4.5 Bog drained for forestry is a stronger carbon sink than a natural bog forest

Thursday, 31 May 2012: 9:30 AM
Alcott Room (Omni Parker House)
Janina Hommeltenberg, Karlsruhe Institute of Technology (KIT/IMK-IFU), Garmisch-Partenkirchen, Germany; and H. P. Schmid, M. Droesler, and P. Werle

The principle of natural peatlands is carbon accumulation. Water logged, anoxic soil conditions induce reduced decomposition of organic matter and continuous carbon storage. The natural carbon sink functioning of peatlands is threatened by increasing temperature and water table drop down, caused by climate and land use change.
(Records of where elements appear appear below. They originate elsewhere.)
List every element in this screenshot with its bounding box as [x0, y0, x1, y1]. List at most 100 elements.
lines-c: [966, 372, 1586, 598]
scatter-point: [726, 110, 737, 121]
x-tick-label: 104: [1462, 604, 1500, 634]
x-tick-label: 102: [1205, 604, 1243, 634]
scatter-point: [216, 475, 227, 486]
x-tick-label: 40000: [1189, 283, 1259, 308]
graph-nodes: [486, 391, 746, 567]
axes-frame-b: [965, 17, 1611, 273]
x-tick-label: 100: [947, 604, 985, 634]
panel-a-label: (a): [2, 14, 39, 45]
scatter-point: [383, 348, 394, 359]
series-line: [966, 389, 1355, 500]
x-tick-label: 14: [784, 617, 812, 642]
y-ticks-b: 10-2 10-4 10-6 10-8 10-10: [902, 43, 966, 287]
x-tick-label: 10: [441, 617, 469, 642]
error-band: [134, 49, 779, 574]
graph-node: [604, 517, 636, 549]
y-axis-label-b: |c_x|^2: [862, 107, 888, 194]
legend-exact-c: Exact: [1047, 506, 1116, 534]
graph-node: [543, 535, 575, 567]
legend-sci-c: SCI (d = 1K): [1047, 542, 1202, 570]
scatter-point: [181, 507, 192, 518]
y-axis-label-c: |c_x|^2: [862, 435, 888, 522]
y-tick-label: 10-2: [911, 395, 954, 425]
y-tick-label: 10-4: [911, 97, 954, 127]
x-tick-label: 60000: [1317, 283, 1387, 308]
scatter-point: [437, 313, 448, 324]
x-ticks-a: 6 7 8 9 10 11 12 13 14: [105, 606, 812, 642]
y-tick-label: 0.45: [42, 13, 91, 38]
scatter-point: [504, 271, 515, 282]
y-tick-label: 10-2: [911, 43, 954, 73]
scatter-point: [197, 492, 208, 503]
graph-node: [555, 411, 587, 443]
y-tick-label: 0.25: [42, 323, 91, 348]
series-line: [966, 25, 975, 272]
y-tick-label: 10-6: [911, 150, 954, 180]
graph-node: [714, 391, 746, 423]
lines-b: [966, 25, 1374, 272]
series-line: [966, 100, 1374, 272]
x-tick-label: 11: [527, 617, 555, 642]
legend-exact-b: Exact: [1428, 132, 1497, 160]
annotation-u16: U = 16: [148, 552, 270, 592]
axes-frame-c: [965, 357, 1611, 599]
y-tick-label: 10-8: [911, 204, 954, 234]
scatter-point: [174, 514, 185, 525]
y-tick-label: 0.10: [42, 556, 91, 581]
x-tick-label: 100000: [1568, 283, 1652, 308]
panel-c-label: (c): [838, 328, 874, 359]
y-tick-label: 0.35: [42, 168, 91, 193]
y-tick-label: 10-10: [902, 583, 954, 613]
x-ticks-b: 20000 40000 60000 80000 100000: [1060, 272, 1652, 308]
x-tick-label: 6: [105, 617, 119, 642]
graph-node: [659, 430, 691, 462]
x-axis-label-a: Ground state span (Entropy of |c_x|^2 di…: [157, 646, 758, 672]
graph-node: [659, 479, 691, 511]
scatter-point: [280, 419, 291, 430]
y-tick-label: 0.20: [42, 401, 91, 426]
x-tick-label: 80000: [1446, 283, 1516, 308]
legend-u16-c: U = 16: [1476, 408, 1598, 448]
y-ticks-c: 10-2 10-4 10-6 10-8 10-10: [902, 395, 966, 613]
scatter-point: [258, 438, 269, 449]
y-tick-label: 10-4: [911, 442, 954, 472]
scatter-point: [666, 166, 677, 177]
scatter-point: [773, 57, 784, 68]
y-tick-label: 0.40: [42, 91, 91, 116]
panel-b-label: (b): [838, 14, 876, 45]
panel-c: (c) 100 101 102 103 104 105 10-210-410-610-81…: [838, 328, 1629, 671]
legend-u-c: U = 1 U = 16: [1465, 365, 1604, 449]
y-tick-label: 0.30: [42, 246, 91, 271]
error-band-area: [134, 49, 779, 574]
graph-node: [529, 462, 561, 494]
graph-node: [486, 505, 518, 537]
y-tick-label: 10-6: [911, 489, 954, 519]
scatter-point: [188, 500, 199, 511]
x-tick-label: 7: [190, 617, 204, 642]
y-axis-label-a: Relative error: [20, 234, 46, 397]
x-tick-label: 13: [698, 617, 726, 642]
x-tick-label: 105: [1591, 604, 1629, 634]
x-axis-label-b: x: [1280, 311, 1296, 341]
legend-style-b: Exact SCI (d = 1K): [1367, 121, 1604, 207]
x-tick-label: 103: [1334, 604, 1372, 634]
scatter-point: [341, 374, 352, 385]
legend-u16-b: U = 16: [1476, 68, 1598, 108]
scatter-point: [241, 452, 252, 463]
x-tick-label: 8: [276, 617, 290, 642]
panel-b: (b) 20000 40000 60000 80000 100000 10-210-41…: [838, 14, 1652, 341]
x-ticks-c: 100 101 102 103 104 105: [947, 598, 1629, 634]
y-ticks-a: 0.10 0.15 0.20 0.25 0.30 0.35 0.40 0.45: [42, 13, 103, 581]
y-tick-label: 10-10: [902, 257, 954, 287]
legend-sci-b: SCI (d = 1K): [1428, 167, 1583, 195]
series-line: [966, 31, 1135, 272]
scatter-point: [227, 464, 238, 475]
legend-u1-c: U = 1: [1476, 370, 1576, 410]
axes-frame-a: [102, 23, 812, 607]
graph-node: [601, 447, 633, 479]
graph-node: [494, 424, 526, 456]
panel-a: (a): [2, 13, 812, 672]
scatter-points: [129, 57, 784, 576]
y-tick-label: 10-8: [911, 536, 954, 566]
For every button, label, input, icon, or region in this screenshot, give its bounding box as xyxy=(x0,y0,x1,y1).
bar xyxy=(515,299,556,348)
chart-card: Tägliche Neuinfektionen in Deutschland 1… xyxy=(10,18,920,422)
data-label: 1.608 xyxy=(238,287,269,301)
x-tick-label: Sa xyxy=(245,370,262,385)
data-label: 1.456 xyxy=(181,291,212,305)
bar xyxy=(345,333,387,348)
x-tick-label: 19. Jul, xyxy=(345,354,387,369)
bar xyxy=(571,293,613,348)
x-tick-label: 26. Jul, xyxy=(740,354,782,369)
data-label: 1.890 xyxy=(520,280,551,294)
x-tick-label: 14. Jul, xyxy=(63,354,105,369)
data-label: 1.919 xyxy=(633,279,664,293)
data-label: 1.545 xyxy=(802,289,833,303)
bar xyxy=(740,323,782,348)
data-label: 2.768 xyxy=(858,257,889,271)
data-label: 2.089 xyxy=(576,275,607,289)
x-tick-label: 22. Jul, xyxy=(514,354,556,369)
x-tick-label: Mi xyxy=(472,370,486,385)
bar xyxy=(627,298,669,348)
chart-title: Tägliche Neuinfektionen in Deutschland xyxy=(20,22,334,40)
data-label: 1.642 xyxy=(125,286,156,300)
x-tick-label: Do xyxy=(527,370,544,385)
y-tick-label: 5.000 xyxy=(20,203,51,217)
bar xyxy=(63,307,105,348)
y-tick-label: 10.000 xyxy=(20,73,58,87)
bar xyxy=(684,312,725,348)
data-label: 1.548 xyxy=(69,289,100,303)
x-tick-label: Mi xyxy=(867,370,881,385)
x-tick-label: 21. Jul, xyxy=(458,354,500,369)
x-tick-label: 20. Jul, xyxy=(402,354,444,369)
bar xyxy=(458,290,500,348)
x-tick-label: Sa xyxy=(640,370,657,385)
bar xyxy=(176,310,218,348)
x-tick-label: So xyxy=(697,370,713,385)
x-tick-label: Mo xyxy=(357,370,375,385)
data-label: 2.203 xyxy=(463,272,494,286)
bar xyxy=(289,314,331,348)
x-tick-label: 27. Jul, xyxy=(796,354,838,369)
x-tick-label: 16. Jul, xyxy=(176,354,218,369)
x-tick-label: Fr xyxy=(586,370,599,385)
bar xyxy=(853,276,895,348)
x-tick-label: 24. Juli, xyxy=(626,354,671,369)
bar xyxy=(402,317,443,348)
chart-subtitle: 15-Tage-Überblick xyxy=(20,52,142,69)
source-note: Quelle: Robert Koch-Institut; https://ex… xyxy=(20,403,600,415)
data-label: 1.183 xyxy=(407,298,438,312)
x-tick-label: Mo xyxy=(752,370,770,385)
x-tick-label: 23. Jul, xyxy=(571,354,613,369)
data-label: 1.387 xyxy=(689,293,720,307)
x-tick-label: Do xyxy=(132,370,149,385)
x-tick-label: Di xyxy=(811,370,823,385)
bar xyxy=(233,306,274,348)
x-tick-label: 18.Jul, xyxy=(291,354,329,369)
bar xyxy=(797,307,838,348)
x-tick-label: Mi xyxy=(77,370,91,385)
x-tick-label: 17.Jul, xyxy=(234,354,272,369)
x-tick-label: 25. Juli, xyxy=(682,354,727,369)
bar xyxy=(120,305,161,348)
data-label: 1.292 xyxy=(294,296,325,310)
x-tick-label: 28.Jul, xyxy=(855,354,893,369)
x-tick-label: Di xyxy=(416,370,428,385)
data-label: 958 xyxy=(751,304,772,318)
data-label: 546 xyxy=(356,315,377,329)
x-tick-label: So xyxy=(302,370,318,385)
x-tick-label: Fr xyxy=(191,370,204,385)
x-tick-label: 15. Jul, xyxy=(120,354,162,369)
This study focuses on the CO2 exchange of a natural bog forest, and of a bog drained for forestry in the pre-alpine region of southern Germany. The net ecosystem exchange (NEE) has been investigated for 16 months, using the eddy covariance technique. The sites under investigation are separated by only ten kilometers, and thus share the same geological history and are generally exposed to the same climate and weather conditions. In contrast, the two measurement sites are clearly distinct by land use type: at the Schechenfilz site (47°48' N; 11°19' E, 590 m a.s.l.) a natural Pinus mugo rotundata forest grows on an undisturbed (> 6 m) thick peat layer, while in Mooseurach (47°48' N, 11°27' E, 598 m a.s.l.) a planted spruce forest (Picea abies) grows on drained and degraded peat (< 4 m). Our investigations, after less than two growing seasons, indicate that the drained, forested bog is a much stronger carbon dioxide sink than the natural bog forest. Although the ecosystem respiration is two times larger at the drained site, the great gross primary production of the spruces leads to a net CO2 uptake. However small differences of the driving parameters like increasing temperature cause a strong carbon release at the drained site. In contrast, the natural site appears to be more in balance and can compensate changing environmental parameters. To date, our study represents a “snap shot” in the long-term development of the two land-use types and the potential range of interannual climate variations. To compare estimates of long-term net biome production (NBP) between the two sites, the carbon loss from peat degradation on the drained site must also be taken into account.